Panel: Exploring the Genome: Hurdles, Obstacles, and Solutions with the Genome Analysis Toolkit

Wednesday July 25, 11:00am, Meeting Room 12F

Exploring genomic data involves processing petabyte-scale sets of data with computationally intensive algorithms to produce a set of results. With advances in technology, the time to sequence an individual’s whole genome has gone from months to days and the number of genomes being sequenced has increased exponentially. With sequencing data so readily available, the pressure on genomic data processing software is greater than ever to be fast, correct, and inexpensive.

During this panel we will explore the current state of analyzing genomic data from sequencing to variant discovery using The Broad Institute’s Genome Analysis Toolkit (GATK) as a case study. The panel will begin with the biological basis for genomics. Then we will discuss issues of scalability, and move on to variant discovery techniques, including new machine learning methods such as variational inference and convolutional neural networks. During this discussion, we will review the progress in the field of genomics over the past decade, highlight current challenges, and look ahead to future developments.

The Broad Institute’s Genome Analysis Toolkit (GATK is one of the most widely used software toolkits for variant discovery and genotyping of genomic data. In the latest GATK release (Version 4) we have begun leveraging the latest machine learning techniques such as convolutional neural networks and variational inference to discover a much wider range of genetic variation (somatic variants, copy number variants and structural variants).

The GATK is an open-source tool released under a BSD 3-clause license. It can be found on Github at:

The Broad Institute of MIT and Harvard is one of the premiere genome analysis centers in the world, with the goal of improving human health using genetics to advance the understanding of biology and treatment of human disease and to lay the groundwork for a new generation of therapies.

Short biographies of the GATK framework team are below.

Invited Speakers

Jonn Smith – Senior Software Engineer, The Broad Institute

Jonn Smith is a member of the GATK team. Previously he led several software integration efforts and Principal Investigator for a project sponsored by the Defense Advanced Research Project Agency (DARPA). Smith’s background is in Neuroscience and Computer Science. His interests include genomics, machine learning and communication in distributed systems.

David Roazen – Principal Software Engineer, The Broad Institute

A member of the Broad Institute for the past 7 years, David currently leads a team of developers working on the Genome Analysis Toolkit (GATK), and open-source suite of tools that use statistical and machine learning methods to identify variation in genetic data. His background is in Computer Science, and interests include genomics, parallel computing, and machine learning.

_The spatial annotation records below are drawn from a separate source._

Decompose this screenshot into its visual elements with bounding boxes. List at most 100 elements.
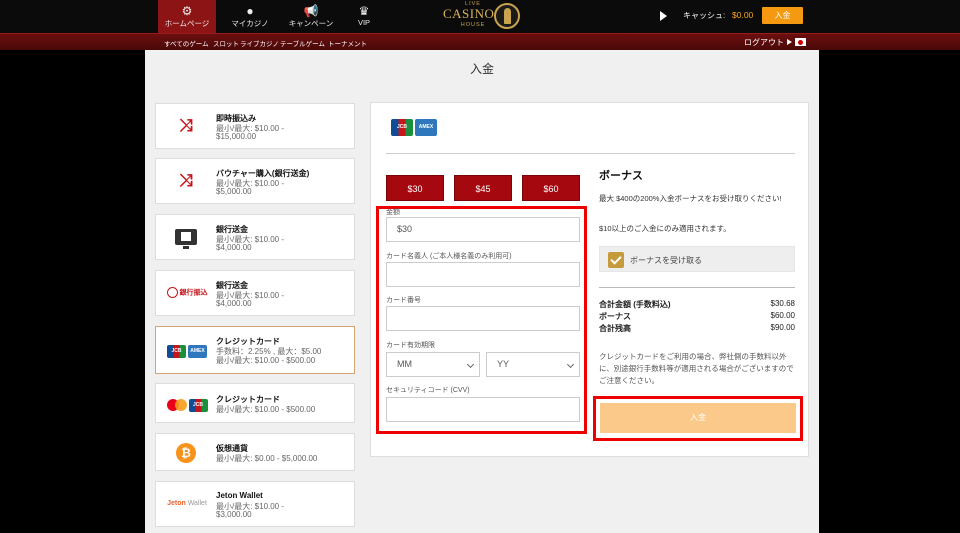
divider [386, 153, 795, 154]
jeton-logo-wallet-text: Wallet [187, 500, 207, 507]
divider [599, 287, 795, 288]
jcb-amex-icon: JCB AMEX [391, 119, 437, 137]
summary-balance-row: 合計残高 $90.00 [599, 323, 795, 334]
bonus-text: 最大 $400の200%入金ボーナスをお受け取りください! [599, 194, 782, 203]
nav-home[interactable]: ⚙ ホームページ [158, 0, 216, 33]
main-content: 入金 ⤨ 即時振込み 最小/最大: $10.00 - $15,000.00 ⤨ … [145, 50, 819, 533]
cvv-label: セキュリティコード (CVV) [386, 387, 470, 394]
bonus-title: ボーナス [599, 170, 643, 182]
logout-link[interactable]: ログアウト [744, 37, 784, 48]
method-limit: $15,000.00 [216, 132, 257, 141]
logo-casino-text: CASINO [443, 6, 495, 21]
mastercard-jcb-icon: JCB [164, 397, 210, 415]
bank-transfer-logo-icon: 銀行振込 [164, 287, 210, 298]
bonus-checkbox-row[interactable]: ボーナスを受け取る [599, 246, 795, 272]
logo-coin-icon [494, 3, 520, 29]
amount-45-button[interactable]: $45 [454, 175, 512, 201]
card-number-label: カード番号 [386, 297, 421, 304]
method-jeton-wallet[interactable]: Jeton Wallet Jeton Wallet 最小/最大: $10.00 … [155, 481, 355, 527]
method-title: Jeton Wallet [216, 491, 263, 500]
cvv-input[interactable] [386, 397, 580, 422]
sub-link-live-casino[interactable]: ライブカジノ [240, 38, 279, 48]
expiry-year-select[interactable]: YY [486, 352, 580, 377]
method-limit: $5,000.00 [216, 187, 252, 196]
nav-home-label: ホームページ [164, 19, 210, 28]
nav-campaign[interactable]: 📢 キャンペーン [282, 0, 340, 33]
cash-value: $0.00 [732, 10, 754, 20]
card-number-input[interactable] [386, 306, 580, 331]
method-voucher[interactable]: ⤨ バウチャー購入(銀行送金) 最小/最大: $10.00 - $5,000.0… [155, 158, 355, 204]
method-limit: 最小/最大: $10.00 - $500.00 [216, 405, 316, 414]
page-title: 入金 [469, 62, 494, 76]
summary-label: 合計残高 [599, 324, 631, 333]
expiry-month-select[interactable]: MM [386, 352, 480, 377]
summary-value: $60.00 [770, 311, 795, 320]
submit-highlight: 入金 [593, 396, 803, 441]
method-instant-transfer[interactable]: ⤨ 即時振込み 最小/最大: $10.00 - $15,000.00 [155, 103, 355, 149]
method-bank-transfer[interactable]: 銀行送金 最小/最大: $10.00 - $4,000.00 [155, 214, 355, 260]
nav-my-casino-label: マイカジノ [231, 19, 269, 28]
megaphone-icon: 📢 [303, 4, 319, 18]
casino-logo[interactable]: LIVE CASINO HOUSE [443, 1, 521, 31]
home-gear-icon: ⚙ [181, 4, 193, 18]
method-limit: $4,000.00 [216, 243, 252, 252]
deposit-panel: JCB AMEX $30 $45 $60 金額 $30 カード名義人 (ご本人様名… [370, 102, 809, 457]
method-title: クレジットカード [216, 337, 280, 346]
cash-label: キャッシュ: [683, 11, 726, 20]
method-title: 仮想通貨 [216, 444, 248, 453]
nav-my-casino[interactable]: ● マイカジノ [221, 0, 279, 33]
sub-link-tournament[interactable]: トーナメント [328, 38, 367, 48]
card-fee-note: クレジットカードをご利用の場合、弊社側の手数料以外に、別途銀行手数料等が適用され… [599, 352, 794, 385]
shuffle-icon: ⤨ [179, 171, 193, 190]
nav-campaign-label: キャンペーン [288, 19, 334, 28]
sub-link-all-games[interactable]: すべてのゲーム [164, 38, 209, 48]
nav-vip[interactable]: ♛ VIP [335, 0, 393, 33]
checkbox-checked-icon[interactable] [608, 252, 624, 268]
top-navbar: ⚙ ホームページ ● マイカジノ 📢 キャンペーン ♛ VIP LIVE CAS… [0, 0, 960, 33]
user-icon: ● [246, 4, 254, 18]
arrow-right-icon [787, 39, 792, 45]
method-bank-transfer-2[interactable]: 銀行振込 銀行送金 最小/最大: $10.00 - $4,000.00 [155, 270, 355, 316]
sub-link-slots[interactable]: スロット [213, 38, 239, 48]
sub-link-table-games[interactable]: テーブルゲーム [280, 38, 325, 48]
bitcoin-icon: ₿ [166, 443, 206, 463]
method-title: バウチャー購入(銀行送金) [216, 169, 310, 178]
method-credit-card-2[interactable]: JCB クレジットカード 最小/最大: $10.00 - $500.00 [155, 383, 355, 423]
logo-house-text: HOUSE [460, 22, 486, 28]
amount-30-button[interactable]: $30 [386, 175, 444, 201]
summary-label: 合計金額 (手数料込) [599, 300, 671, 309]
bank-logo-text: 銀行振込 [179, 289, 208, 297]
method-credit-card-selected[interactable]: JCB AMEX クレジットカード 手数料：2.25% , 最大：$5.00 最小… [155, 326, 355, 374]
method-limit: $4,000.00 [216, 299, 252, 308]
nav-vip-label: VIP [357, 18, 371, 27]
method-crypto[interactable]: ₿ 仮想通貨 最小/最大: $0.00 - $5,000.00 [155, 433, 355, 471]
bonus-checkbox-label: ボーナスを受け取る [630, 256, 702, 265]
bank-monitor-icon [166, 227, 206, 250]
method-limit: 最小/最大: $10.00 - $500.00 [216, 356, 316, 365]
play-icon[interactable] [660, 11, 667, 21]
japan-flag-icon[interactable] [795, 38, 806, 46]
expiry-month-value: MM [397, 359, 412, 369]
summary-bonus-row: ボーナス $60.00 [599, 311, 795, 322]
method-limit: $3,000.00 [216, 510, 252, 519]
card-expiry-label: カード有効期限 [386, 342, 435, 349]
amount-input[interactable]: $30 [386, 217, 580, 242]
bonus-note: $10以上のご入金にのみ適用されます。 [599, 224, 731, 233]
jcb-amex-icon: JCB AMEX [164, 343, 210, 361]
amount-60-button[interactable]: $60 [522, 175, 580, 201]
chevron-down-icon [566, 360, 575, 369]
crown-icon: ♛ [358, 4, 370, 18]
summary-total-row: 合計金額 (手数料込) $30.68 [599, 299, 795, 310]
chevron-down-icon [466, 360, 475, 369]
deposit-submit-button[interactable]: 入金 [600, 403, 796, 433]
method-title: クレジットカード [216, 395, 280, 404]
amount-label: 金額 [386, 209, 400, 216]
summary-label: ボーナス [599, 312, 631, 321]
method-limit: 最小/最大: $0.00 - $5,000.00 [216, 454, 318, 463]
jeton-logo-text: Jeton [167, 500, 186, 507]
method-title: 銀行送金 [216, 281, 248, 290]
jeton-wallet-icon: Jeton Wallet [164, 500, 210, 507]
card-holder-input[interactable] [386, 262, 580, 287]
method-title: 銀行送金 [216, 225, 248, 234]
header-deposit-button[interactable]: 入金 [762, 7, 803, 24]
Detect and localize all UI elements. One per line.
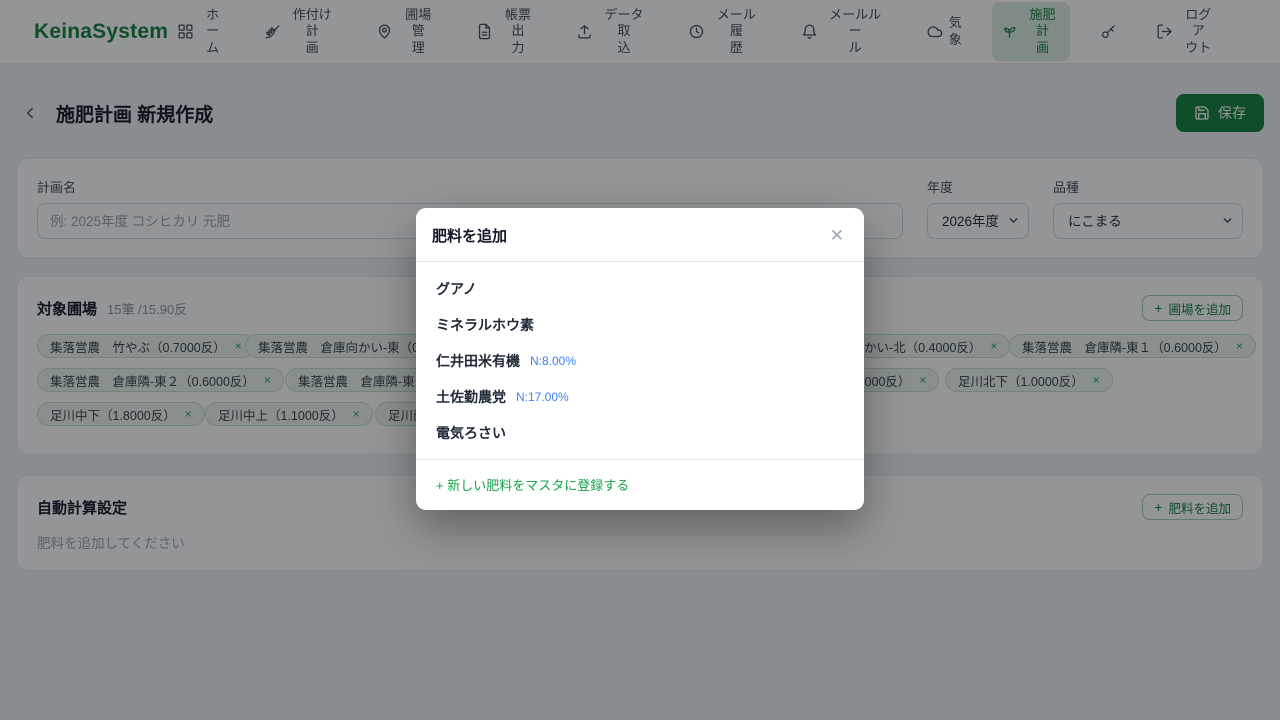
fertilizer-item[interactable]: グアノ	[416, 271, 864, 307]
fertilizer-item[interactable]: 土佐勤農党 N:17.00%	[416, 379, 864, 415]
fertilizer-list: グアノミネラルホウ素仁井田米有機 N:8.00% 土佐勤農党 N:17.00% 電気ろさ…	[416, 262, 864, 459]
add-fertilizer-modal: 肥料を追加 ✕ グアノミネラルホウ素仁井田米有機 N:8.00% 土佐勤農党 N:17…	[416, 208, 864, 510]
fertilizer-item[interactable]: 電気ろさい	[416, 415, 864, 451]
fertilizer-n-percent: N:17.00%	[516, 390, 569, 404]
fertilizer-name: グアノ	[436, 279, 477, 299]
fertilizer-name: 仁井田米有機	[436, 351, 520, 371]
fertilizer-name: 土佐勤農党	[436, 387, 506, 407]
fertilizer-n-percent: N:8.00%	[530, 354, 576, 368]
close-icon[interactable]: ✕	[830, 227, 844, 244]
register-new-fertilizer-link[interactable]: + 新しい肥料をマスタに登録する	[436, 478, 629, 493]
modal-title: 肥料を追加	[432, 225, 507, 246]
fertilizer-item[interactable]: 仁井田米有機 N:8.00%	[416, 343, 864, 379]
fertilizer-name: 電気ろさい	[436, 423, 506, 443]
fertilizer-name: ミネラルホウ素	[436, 315, 534, 335]
fertilizer-item[interactable]: ミネラルホウ素	[416, 307, 864, 343]
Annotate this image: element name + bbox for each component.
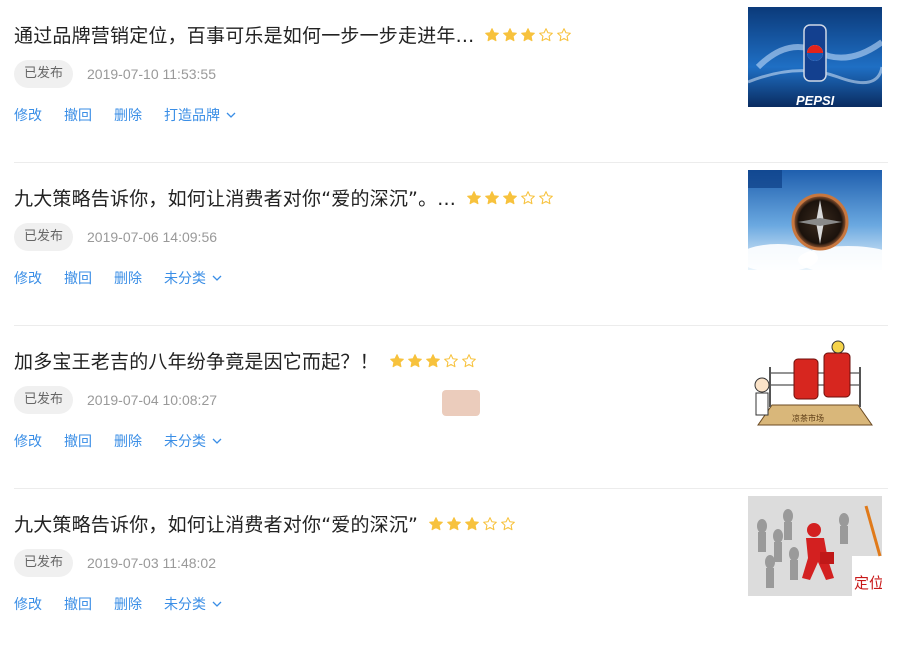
article-item: 通过品牌营销定位，百事可乐是如何一步一步走进年... 已发布 2019-07-1… <box>14 0 888 163</box>
star-filled-icon <box>428 516 444 532</box>
star-filled-icon <box>502 27 518 43</box>
status-badge: 已发布 <box>14 60 74 88</box>
article-thumbnail[interactable] <box>748 170 882 270</box>
rating-stars <box>389 353 479 369</box>
star-filled-icon <box>425 353 441 369</box>
star-outline-icon <box>556 27 572 43</box>
thumbnail-text: 凉茶市场 <box>792 413 824 423</box>
star-filled-icon <box>520 27 536 43</box>
publish-date: 2019-07-04 10:08:27 <box>87 392 218 408</box>
delete-link[interactable]: 删除 <box>114 431 142 451</box>
status-badge: 已发布 <box>14 223 74 251</box>
star-filled-icon <box>389 353 405 369</box>
article-thumbnail[interactable]: PEPSI <box>748 7 882 107</box>
article-item: 九大策略告诉你，如何让消费者对你“爱的深沉”。... 已发布 2019-07-0… <box>14 163 888 326</box>
article-title[interactable]: 加多宝王老吉的八年纷争竟是因它而起？！ <box>14 347 379 374</box>
withdraw-link[interactable]: 撤回 <box>64 594 92 614</box>
redaction-smudge <box>442 390 480 416</box>
withdraw-link[interactable]: 撤回 <box>64 268 92 288</box>
chevron-down-icon <box>212 436 222 446</box>
star-filled-icon <box>466 190 482 206</box>
star-filled-icon <box>407 353 423 369</box>
article-thumbnail[interactable]: 定位 <box>748 496 882 596</box>
edit-link[interactable]: 修改 <box>14 105 42 125</box>
star-filled-icon <box>464 516 480 532</box>
star-outline-icon <box>461 353 477 369</box>
category-dropdown[interactable]: 未分类 <box>164 594 222 614</box>
category-label: 未分类 <box>164 434 206 450</box>
star-filled-icon <box>484 190 500 206</box>
article-title[interactable]: 九大策略告诉你，如何让消费者对你“爱的深沉”。... <box>14 184 456 211</box>
chevron-down-icon <box>226 110 236 120</box>
edit-link[interactable]: 修改 <box>14 594 42 614</box>
article-item: 九大策略告诉你，如何让消费者对你“爱的深沉” 已发布 2019-07-03 11… <box>14 489 888 652</box>
star-outline-icon <box>520 190 536 206</box>
star-outline-icon <box>538 27 554 43</box>
rating-stars <box>428 516 518 532</box>
edit-link[interactable]: 修改 <box>14 431 42 451</box>
star-outline-icon <box>443 353 459 369</box>
star-outline-icon <box>500 516 516 532</box>
thumbnail-text: PEPSI <box>796 93 835 107</box>
status-badge: 已发布 <box>14 549 74 577</box>
star-outline-icon <box>482 516 498 532</box>
withdraw-link[interactable]: 撤回 <box>64 105 92 125</box>
category-label: 未分类 <box>164 597 206 613</box>
delete-link[interactable]: 删除 <box>114 594 142 614</box>
publish-date: 2019-07-06 14:09:56 <box>87 229 218 245</box>
edit-link[interactable]: 修改 <box>14 268 42 288</box>
star-filled-icon <box>484 27 500 43</box>
article-thumbnail[interactable]: 凉茶市场 <box>748 333 882 433</box>
article-title[interactable]: 通过品牌营销定位，百事可乐是如何一步一步走进年... <box>14 21 474 48</box>
star-filled-icon <box>446 516 462 532</box>
category-dropdown[interactable]: 未分类 <box>164 431 222 451</box>
category-label: 未分类 <box>164 271 206 287</box>
category-dropdown[interactable]: 未分类 <box>164 268 222 288</box>
category-dropdown[interactable]: 打造品牌 <box>164 105 236 125</box>
rating-stars <box>484 27 574 43</box>
article-title[interactable]: 九大策略告诉你，如何让消费者对你“爱的深沉” <box>14 510 418 537</box>
withdraw-link[interactable]: 撤回 <box>64 431 92 451</box>
delete-link[interactable]: 删除 <box>114 268 142 288</box>
category-label: 打造品牌 <box>164 108 220 124</box>
chevron-down-icon <box>212 599 222 609</box>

Louis Bergelson – Senior Software Engineer, The Broad Institute

Louis Bergelson has been a member of the Broad Institute for the past 5 years, and has worked as a cancer analyst and software engineer, and now serves as a member of the GATK team. His background is in Computer Engineering and pottery.

James Emery – Associate Software Engineer, The Broad Institute

James Emery is currently a member of the GATK team. His background is in Computer Science and Chemistry. James’ interests include optimization of distributed and parallel computing and efficient big data analysis using commercial cloud computing solutions.